Wat is een systeemidentificatie?
In de wereld van informatietechnologie is een systeem-ID een specifiek soort "documentverwerkingsconstructie" - het vertelt computers hoe een specifiek bestand moet worden geïnterpreteerd door te identificeren welk soort toepassing het moet gebruiken. Systeem-ID's staan aan het begin van een bestand om aanwijzingen te geven aan de interpreterende computer. Programmeurs gebruiken dit soort nuttige richtlijnen in opmaaktalen zoals HTML en XML.
In het begin werden systeem-ID's gebruikt in een HyTime-opmaaktaalomgeving voor tools zoals Standardized General Markup Language of SGML. De systeem-ID maakt ook deel uit van een HTML-document, het algemene bestandstype voor het maken van webpaginaweergaven. Bovendien maakt een systeem-ID deel uit van XML, een opmaaktaal voor het besturen van virtuele elementen met tags.

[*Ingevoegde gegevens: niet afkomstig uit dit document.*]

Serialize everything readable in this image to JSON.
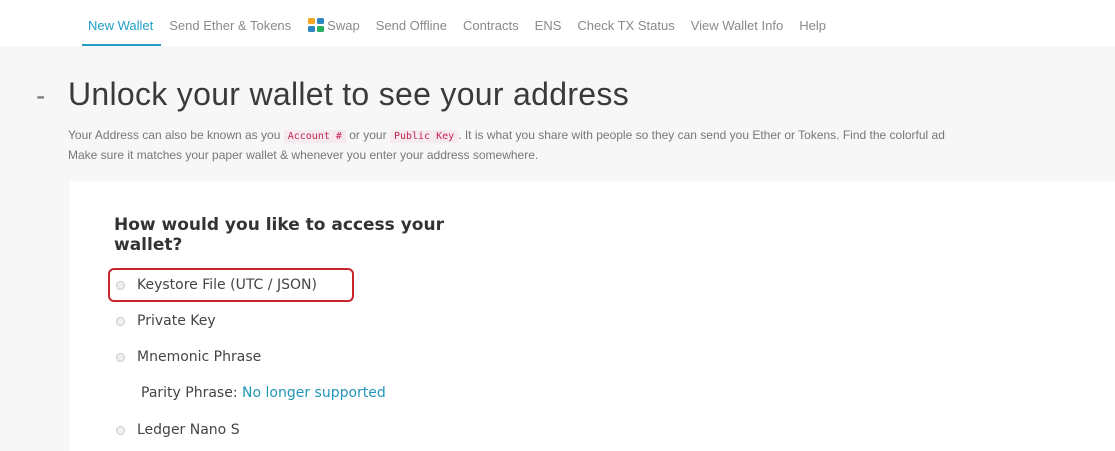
{
  "nav": {
    "items": [
      {
        "label": "New Wallet",
        "active": true
      },
      {
        "label": "Send Ether & Tokens"
      },
      {
        "label": "Swap",
        "icon": "swap-icon"
      },
      {
        "label": "Send Offline"
      },
      {
        "label": "Contracts"
      },
      {
        "label": "ENS"
      },
      {
        "label": "Check TX Status"
      },
      {
        "label": "View Wallet Info"
      },
      {
        "label": "Help"
      }
    ]
  },
  "header": {
    "dash": "-",
    "title": "Unlock your wallet to see your address"
  },
  "description": {
    "line1_part1": "Your Address can also be known as you",
    "code1": "Account #",
    "line1_part2": "or your",
    "code2": "Public Key",
    "line1_part3": ". It is what you share with people so they can send you Ether or Tokens. Find the colorful ad",
    "line2": "Make sure it matches your paper wallet & whenever you enter your address somewhere."
  },
  "access": {
    "question": "How would you like to access your wallet?",
    "options": [
      {
        "label": "Keystore File (UTC / JSON)",
        "highlighted": true
      },
      {
        "label": "Private Key"
      },
      {
        "label": "Mnemonic Phrase"
      },
      {
        "label": "Ledger Nano S"
      }
    ],
    "parity_label": "Parity Phrase:",
    "parity_link": "No longer supported"
  },
  "colors": {
    "accent": "#1f9ec6",
    "highlight_border": "#c9262c",
    "code_text": "#c7254e"
  }
}
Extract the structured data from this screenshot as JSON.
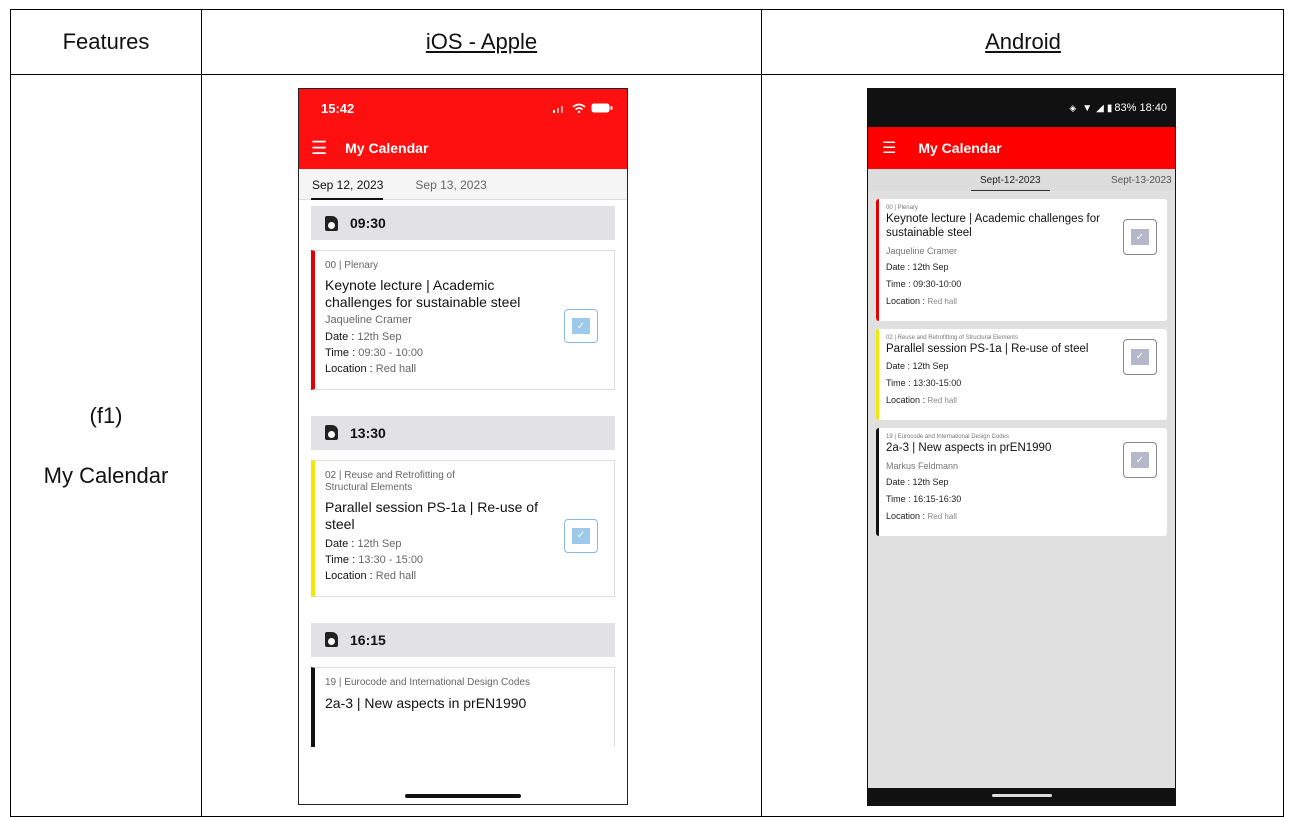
{
  "table": {
    "headers": {
      "features": "Features",
      "ios": "iOS - Apple",
      "android": "Android"
    },
    "feature": {
      "code": "(f1)",
      "name": "My Calendar"
    }
  },
  "ios": {
    "status_time": "15:42",
    "app_title": "My Calendar",
    "tabs": [
      "Sep 12, 2023",
      "Sep 13, 2023"
    ],
    "slots": [
      {
        "time": "09:30",
        "card": {
          "track": "00 | Plenary",
          "title": "Keynote lecture | Academic challenges for sustainable steel",
          "speaker": "Jaqueline Cramer",
          "date_label": "Date : ",
          "date": "12th Sep",
          "time_label": "Time : ",
          "time": "09:30 - 10:00",
          "loc_label": "Location : ",
          "location": "Red hall",
          "accent": "#e30000"
        }
      },
      {
        "time": "13:30",
        "card": {
          "track": "02 | Reuse and Retrofitting of Structural Elements",
          "title": "Parallel session PS-1a | Re-use of steel",
          "date_label": "Date : ",
          "date": "12th Sep",
          "time_label": "Time : ",
          "time": "13:30 - 15:00",
          "loc_label": "Location : ",
          "location": "Red hall",
          "accent": "#f2e60a"
        }
      },
      {
        "time": "16:15",
        "card": {
          "track": "19 | Eurocode and International Design Codes",
          "title": "2a-3 | New aspects in prEN1990",
          "accent": "#111111"
        }
      }
    ]
  },
  "android": {
    "status_text": "83% 18:40",
    "app_title": "My Calendar",
    "tabs": [
      "Sept-12-2023",
      "Sept-13-2023"
    ],
    "cards": [
      {
        "track": "00 | Plenary",
        "title": "Keynote lecture | Academic challenges for sustainable steel",
        "speaker": "Jaqueline Cramer",
        "date": "Date : 12th Sep",
        "time": "Time : 09:30-10:00",
        "loc_label": "Location : ",
        "location": "Red hall",
        "accent": "#e30000"
      },
      {
        "track": "02 | Reuse and Retrofitting of Structural Elements",
        "title": "Parallel session PS-1a | Re-use of steel",
        "date": "Date : 12th Sep",
        "time": "Time : 13:30-15:00",
        "loc_label": "Location : ",
        "location": "Red hall",
        "accent": "#f2e60a"
      },
      {
        "track": "19 | Eurocode and International Design Codes",
        "title": "2a-3 | New aspects in prEN1990",
        "speaker": "Markus Feldmann",
        "date": "Date : 12th Sep",
        "time": "Time : 16:15-16:30",
        "loc_label": "Location : ",
        "location": "Red hall",
        "accent": "#111111"
      }
    ]
  }
}
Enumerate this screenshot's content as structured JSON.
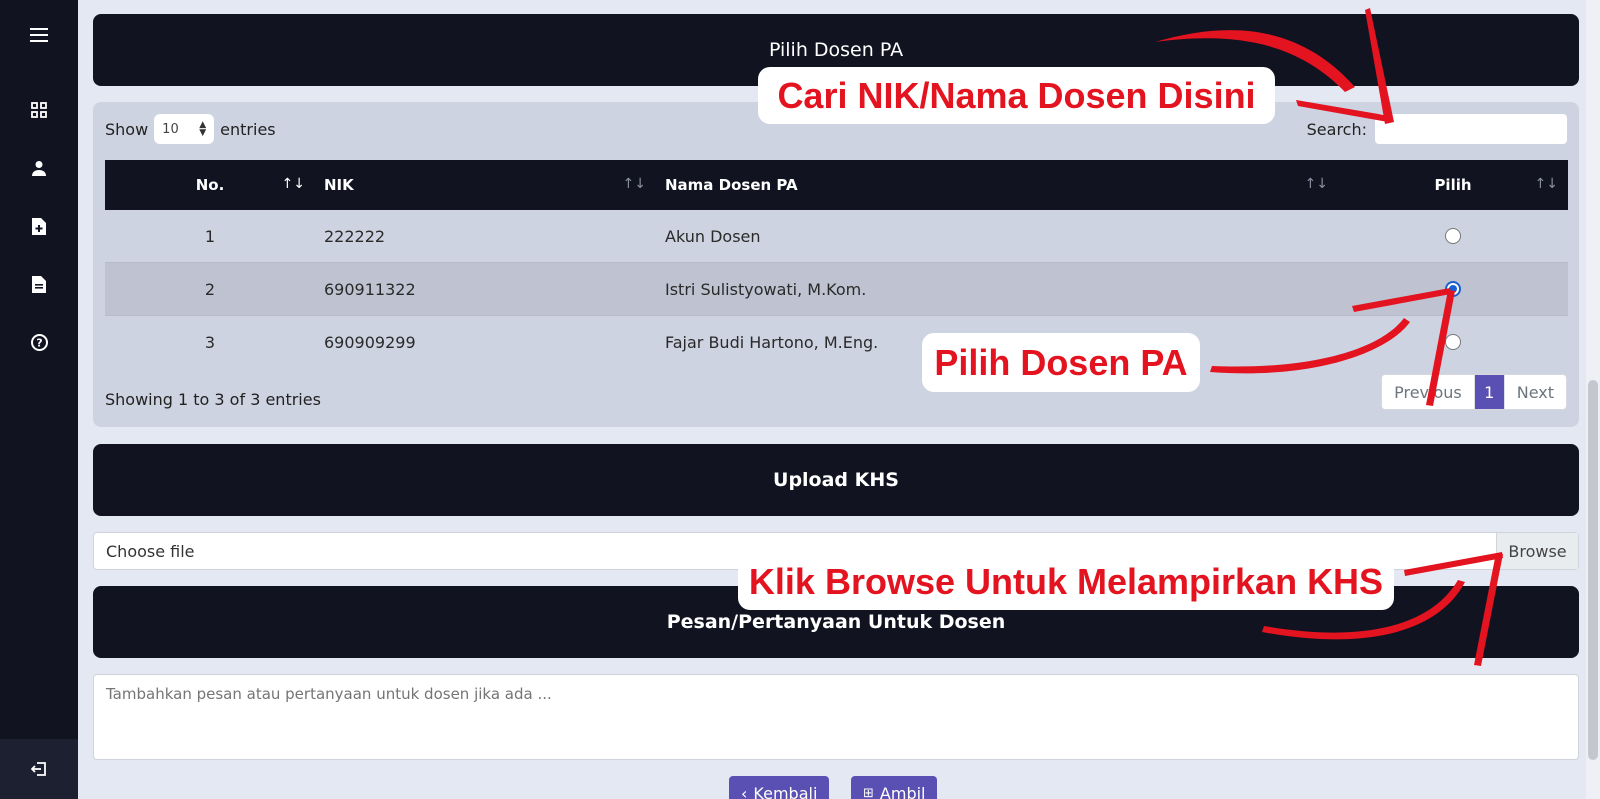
{
  "sidebar": {
    "icons": [
      "menu-icon",
      "dashboard-icon",
      "user-icon",
      "file-add-icon",
      "document-icon",
      "help-icon",
      "logout-icon"
    ]
  },
  "section_pilih": {
    "title": "Pilih Dosen PA"
  },
  "table_controls": {
    "show_label": "Show",
    "entries_value": "10",
    "entries_label": "entries",
    "search_label": "Search:",
    "search_value": ""
  },
  "table": {
    "headers": [
      "No.",
      "NIK",
      "Nama Dosen PA",
      "Pilih"
    ],
    "rows": [
      {
        "no": "1",
        "nik": "222222",
        "nama": "Akun Dosen",
        "selected": false
      },
      {
        "no": "2",
        "nik": "690911322",
        "nama": "Istri Sulistyowati, M.Kom.",
        "selected": true
      },
      {
        "no": "3",
        "nik": "690909299",
        "nama": "Fajar Budi Hartono, M.Eng.",
        "selected": false
      }
    ],
    "info": "Showing 1 to 3 of 3 entries",
    "pagination": {
      "previous": "Previous",
      "page": "1",
      "next": "Next"
    }
  },
  "section_upload": {
    "title": "Upload KHS",
    "file_label": "Choose file",
    "browse_label": "Browse"
  },
  "section_pesan": {
    "title": "Pesan/Pertanyaan Untuk Dosen",
    "placeholder": "Tambahkan pesan atau pertanyaan untuk dosen jika ada ..."
  },
  "buttons": {
    "back_label": "Kembali",
    "submit_label": "Ambil"
  },
  "annotations": {
    "search_hint": "Cari NIK/Nama Dosen Disini",
    "select_hint": "Pilih Dosen PA",
    "browse_hint": "Klik Browse Untuk Melampirkan KHS"
  },
  "colors": {
    "accent": "#5a4fb3",
    "dark": "#111320",
    "annotation_red": "#e3131f"
  }
}
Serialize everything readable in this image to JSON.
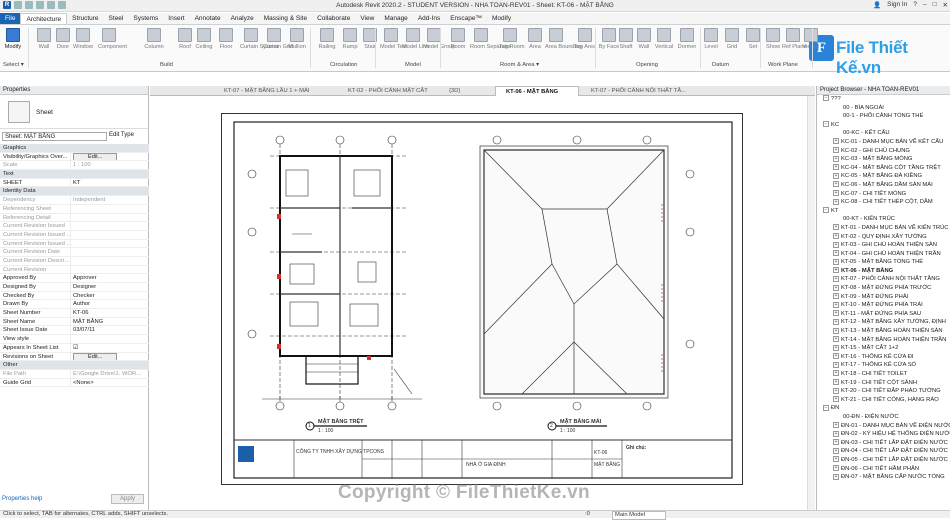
{
  "window": {
    "title": "Autodesk Revit 2020.2 - STUDENT VERSION - NHA TOAN-REV01 - Sheet: KT-06 - MẶT BẰNG",
    "sign_in": "Sign In"
  },
  "menu": [
    "File",
    "Architecture",
    "Structure",
    "Steel",
    "Systems",
    "Insert",
    "Annotate",
    "Analyze",
    "Massing & Site",
    "Collaborate",
    "View",
    "Manage",
    "Add-Ins",
    "Enscape™",
    "Modify"
  ],
  "ribbon": {
    "tools": [
      "Modify",
      "Wall",
      "Door",
      "Window",
      "Component",
      "Column",
      "Roof",
      "Ceiling",
      "Floor",
      "Curtain System",
      "Curtain Grid",
      "Mullion",
      "Railing",
      "Ramp",
      "Stair",
      "Model Text",
      "Model Line",
      "Model Group",
      "Room",
      "Room Separator",
      "Tag Room",
      "Area",
      "Area Boundary",
      "Tag Area",
      "By Face",
      "Shaft",
      "Wall",
      "Vertical",
      "Dormer",
      "Level",
      "Grid",
      "Set",
      "Show",
      "Ref Plane",
      "Viewer"
    ],
    "panels": [
      "Select ▾",
      "Build",
      "Circulation",
      "Model",
      "Room & Area ▾",
      "Opening",
      "Datum",
      "Work Plane"
    ]
  },
  "logo": {
    "letter": "F",
    "text": "File Thiết Kế.vn"
  },
  "properties": {
    "header": "Properties",
    "type_name": "Sheet",
    "selector": "Sheet: MẶT BẰNG",
    "edit_type": "Edit Type",
    "rows": [
      {
        "k": "Graphics",
        "v": "",
        "grp": true
      },
      {
        "k": "Visibility/Graphics Over...",
        "v": "Edit...",
        "btn": true
      },
      {
        "k": "Scale",
        "v": "1 : 100",
        "dis": true
      },
      {
        "k": "Text",
        "v": "",
        "grp": true
      },
      {
        "k": "SHEET",
        "v": "KT"
      },
      {
        "k": "Identity Data",
        "v": "",
        "grp": true
      },
      {
        "k": "Dependency",
        "v": "Independent",
        "dis": true
      },
      {
        "k": "Referencing Sheet",
        "v": "",
        "dis": true
      },
      {
        "k": "Referencing Detail",
        "v": "",
        "dis": true
      },
      {
        "k": "Current Revision Issued",
        "v": "",
        "dis": true
      },
      {
        "k": "Current Revision Issued ...",
        "v": "",
        "dis": true
      },
      {
        "k": "Current Revision Issued ...",
        "v": "",
        "dis": true
      },
      {
        "k": "Current Revision Date",
        "v": "",
        "dis": true
      },
      {
        "k": "Current Revision Descri...",
        "v": "",
        "dis": true
      },
      {
        "k": "Current Revision",
        "v": "",
        "dis": true
      },
      {
        "k": "Approved By",
        "v": "Approver"
      },
      {
        "k": "Designed By",
        "v": "Designer"
      },
      {
        "k": "Checked By",
        "v": "Checker"
      },
      {
        "k": "Drawn By",
        "v": "Author"
      },
      {
        "k": "Sheet Number",
        "v": "KT-06"
      },
      {
        "k": "Sheet Name",
        "v": "MẶT BẰNG"
      },
      {
        "k": "Sheet Issue Date",
        "v": "03/07/11"
      },
      {
        "k": "View style",
        "v": ""
      },
      {
        "k": "Appears In Sheet List",
        "v": "☑"
      },
      {
        "k": "Revisions on Sheet",
        "v": "Edit...",
        "btn": true
      },
      {
        "k": "Other",
        "v": "",
        "grp": true
      },
      {
        "k": "File Path",
        "v": "E:\\Google Drive\\1. WOR...",
        "dis": true
      },
      {
        "k": "Guide Grid",
        "v": "<None>"
      }
    ],
    "help": "Properties help",
    "apply": "Apply"
  },
  "tabs": [
    {
      "label": "KT-07 - MẶT BẰNG LẦU 1 + MÁI",
      "active": false
    },
    {
      "label": "KT-02 - PHỐI CẢNH MẶT CẮT",
      "active": false
    },
    {
      "label": "{3D}",
      "active": false
    },
    {
      "label": "KT-06 - MẶT BẰNG",
      "active": true
    },
    {
      "label": "KT-07 - PHỐI CẢNH NỘI THẤT TẦ...",
      "active": false
    }
  ],
  "sheet": {
    "plan1_title": "MẶT BẰNG TRỆT",
    "plan1_scale": "1 : 100",
    "plan1_num": "1",
    "plan2_title": "MẶT BẰNG MÁI",
    "plan2_scale": "1 : 100",
    "plan2_num": "2",
    "company": "CÔNG TY TNHH XÂY DỰNG TPCONS",
    "project": "NHÀ Ở GIA ĐÌNH",
    "sheet_name": "MẶT BẰNG",
    "sheet_no": "KT-06",
    "notes_head": "Ghi chú:"
  },
  "browser": {
    "header": "Project Browser - NHA TOAN-REV01",
    "items": [
      {
        "t": "???",
        "lvl": 0,
        "tg": "−"
      },
      {
        "t": "00 - BÌA NGOÀI",
        "lvl": 2
      },
      {
        "t": "00-1 - PHỐI CẢNH TỔNG THỂ",
        "lvl": 2
      },
      {
        "t": "KC",
        "lvl": 0,
        "tg": "−"
      },
      {
        "t": "00-KC - KẾT CẤU",
        "lvl": 2
      },
      {
        "t": "KC-01 - DANH MỤC BẢN VẼ KẾT CẤU",
        "lvl": 1,
        "tg": "+"
      },
      {
        "t": "KC-02 - GHI CHÚ CHUNG",
        "lvl": 1,
        "tg": "+"
      },
      {
        "t": "KC-03 - MẶT BẰNG MÓNG",
        "lvl": 1,
        "tg": "+"
      },
      {
        "t": "KC-04 - MẶT BẰNG CỘT TẦNG TRỆT",
        "lvl": 1,
        "tg": "+"
      },
      {
        "t": "KC-05 - MẶT BẰNG ĐÀ KIỀNG",
        "lvl": 1,
        "tg": "+"
      },
      {
        "t": "KC-06 - MẶT BẰNG DẦM SÀN MÁI",
        "lvl": 1,
        "tg": "+"
      },
      {
        "t": "KC-07 - CHI TIẾT MÓNG",
        "lvl": 1,
        "tg": "+"
      },
      {
        "t": "KC-08 - CHI TIẾT THÉP CỘT, DẦM",
        "lvl": 1,
        "tg": "+"
      },
      {
        "t": "KT",
        "lvl": 0,
        "tg": "−"
      },
      {
        "t": "00-KT - KIẾN TRÚC",
        "lvl": 2
      },
      {
        "t": "KT-01 - DANH MỤC BẢN VẼ KIẾN TRÚC",
        "lvl": 1,
        "tg": "+"
      },
      {
        "t": "KT-02 - QUY ĐỊNH XÂY TƯỜNG",
        "lvl": 1,
        "tg": "+"
      },
      {
        "t": "KT-03 - GHI CHÚ HOÀN THIỆN SÀN",
        "lvl": 1,
        "tg": "+"
      },
      {
        "t": "KT-04 - GHI CHÚ HOÀN THIỆN TRẦN",
        "lvl": 1,
        "tg": "+"
      },
      {
        "t": "KT-05 - MẶT BẰNG TỔNG THỂ",
        "lvl": 1,
        "tg": "+"
      },
      {
        "t": "KT-06 - MẶT BẰNG",
        "lvl": 1,
        "tg": "+",
        "b": true
      },
      {
        "t": "KT-07 - PHỐI CẢNH NỘI THẤT TẦNG",
        "lvl": 1,
        "tg": "+"
      },
      {
        "t": "KT-08 - MẶT ĐỨNG PHÍA TRƯỚC",
        "lvl": 1,
        "tg": "+"
      },
      {
        "t": "KT-09 - MẶT ĐỨNG PHẢI",
        "lvl": 1,
        "tg": "+"
      },
      {
        "t": "KT-10 - MẶT ĐỨNG PHÍA TRÁI",
        "lvl": 1,
        "tg": "+"
      },
      {
        "t": "KT-11 - MẶT ĐỨNG PHÍA SAU",
        "lvl": 1,
        "tg": "+"
      },
      {
        "t": "KT-12 - MẶT BẰNG XÂY TƯỜNG, ĐỊNH",
        "lvl": 1,
        "tg": "+"
      },
      {
        "t": "KT-13 - MẶT BẰNG HOÀN THIỆN SÀN",
        "lvl": 1,
        "tg": "+"
      },
      {
        "t": "KT-14 - MẶT BẰNG HOÀN THIỆN TRẦN",
        "lvl": 1,
        "tg": "+"
      },
      {
        "t": "KT-15 - MẶT CẮT 1+2",
        "lvl": 1,
        "tg": "+"
      },
      {
        "t": "KT-16 - THỐNG KÊ CỬA ĐI",
        "lvl": 1,
        "tg": "+"
      },
      {
        "t": "KT-17 - THỐNG KÊ CỬA SỔ",
        "lvl": 1,
        "tg": "+"
      },
      {
        "t": "KT-18 - CHI TIẾT TOILET",
        "lvl": 1,
        "tg": "+"
      },
      {
        "t": "KT-19 - CHI TIẾT CỘT SẢNH",
        "lvl": 1,
        "tg": "+"
      },
      {
        "t": "KT-20 - CHI TIẾT ĐẮP PHÀO TƯỜNG",
        "lvl": 1,
        "tg": "+"
      },
      {
        "t": "KT-21 - CHI TIẾT CỔNG, HÀNG RÀO",
        "lvl": 1,
        "tg": "+"
      },
      {
        "t": "ĐN",
        "lvl": 0,
        "tg": "−"
      },
      {
        "t": "00-ĐN - ĐIỆN NƯỚC",
        "lvl": 2
      },
      {
        "t": "ĐN-01 - DANH MỤC BẢN VẼ ĐIỆN NƯỚC",
        "lvl": 1,
        "tg": "+"
      },
      {
        "t": "ĐN-02 - KÝ HIỆU HỆ THỐNG ĐIỆN NƯỚC",
        "lvl": 1,
        "tg": "+"
      },
      {
        "t": "ĐN-03 - CHI TIẾT LẮP ĐẶT ĐIỆN NƯỚC",
        "lvl": 1,
        "tg": "+"
      },
      {
        "t": "ĐN-04 - CHI TIẾT LẮP ĐẶT ĐIỆN NƯỚC",
        "lvl": 1,
        "tg": "+"
      },
      {
        "t": "ĐN-05 - CHI TIẾT LẮP ĐẶT ĐIỆN NƯỚC",
        "lvl": 1,
        "tg": "+"
      },
      {
        "t": "ĐN-06 - CHI TIẾT HẦM PHÂN",
        "lvl": 1,
        "tg": "+"
      },
      {
        "t": "ĐN-07 - MẶT BẰNG CẤP NƯỚC TỔNG",
        "lvl": 1,
        "tg": "+"
      }
    ]
  },
  "status": {
    "hint": "Click to select, TAB for alternates, CTRL adds, SHIFT unselects.",
    "zoom": ":0",
    "model": "Main Model"
  },
  "watermark": "Copyright © FileThietKe.vn"
}
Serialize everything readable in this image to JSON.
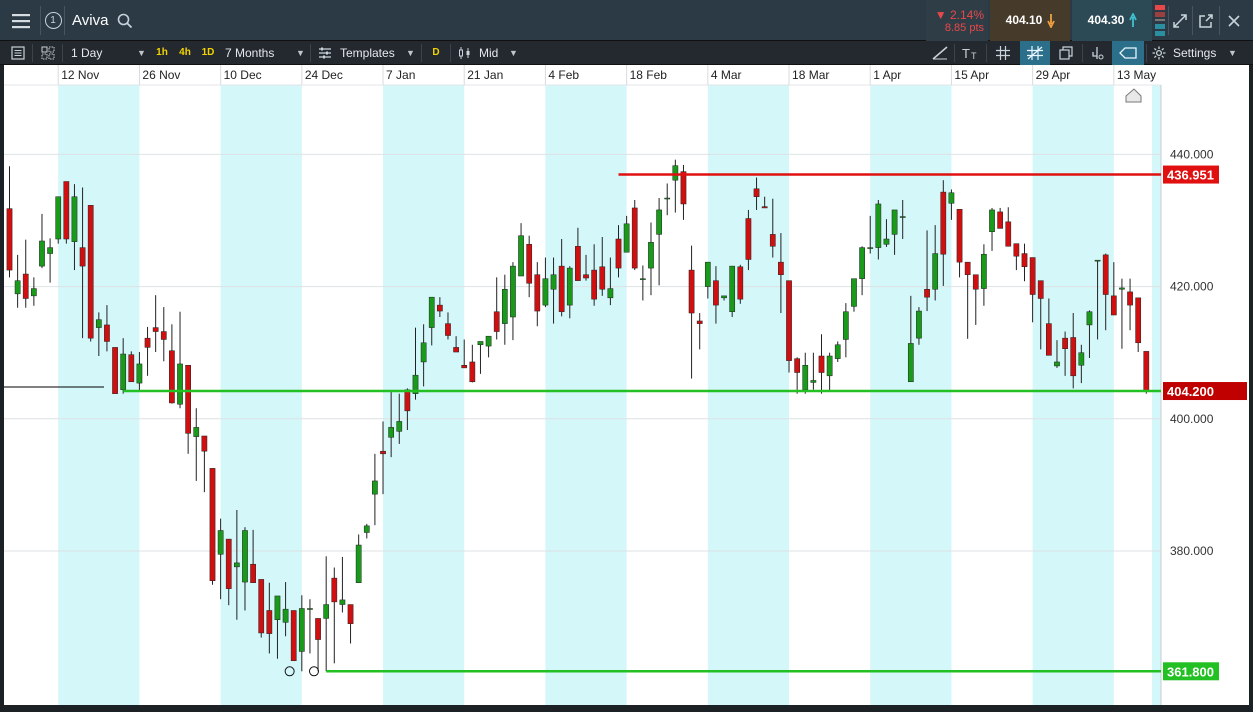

Systeem-ID's zijn meestal opgenomen in een Document Type Declaration (DTD). De DTD maakt deel uit van een oriëntatielabel dat voor de uitvoerbare code staat. Programmeurs noemen het een fragmentloze URI-referentie. De systeem-ID kan onderdeel zijn van wat tussen aanhalingstekens in een DTD wordt geplaatst.
Verschillende soorten ID's helpen computers markup-bestanden op verschillende manieren te gebruiken. Een systeem-ID is voor een document dat slechts door één toepassing mag worden gebruikt. Wanneer een document meer dan één toepassing omvat, wordt een openbare ID gebruikt.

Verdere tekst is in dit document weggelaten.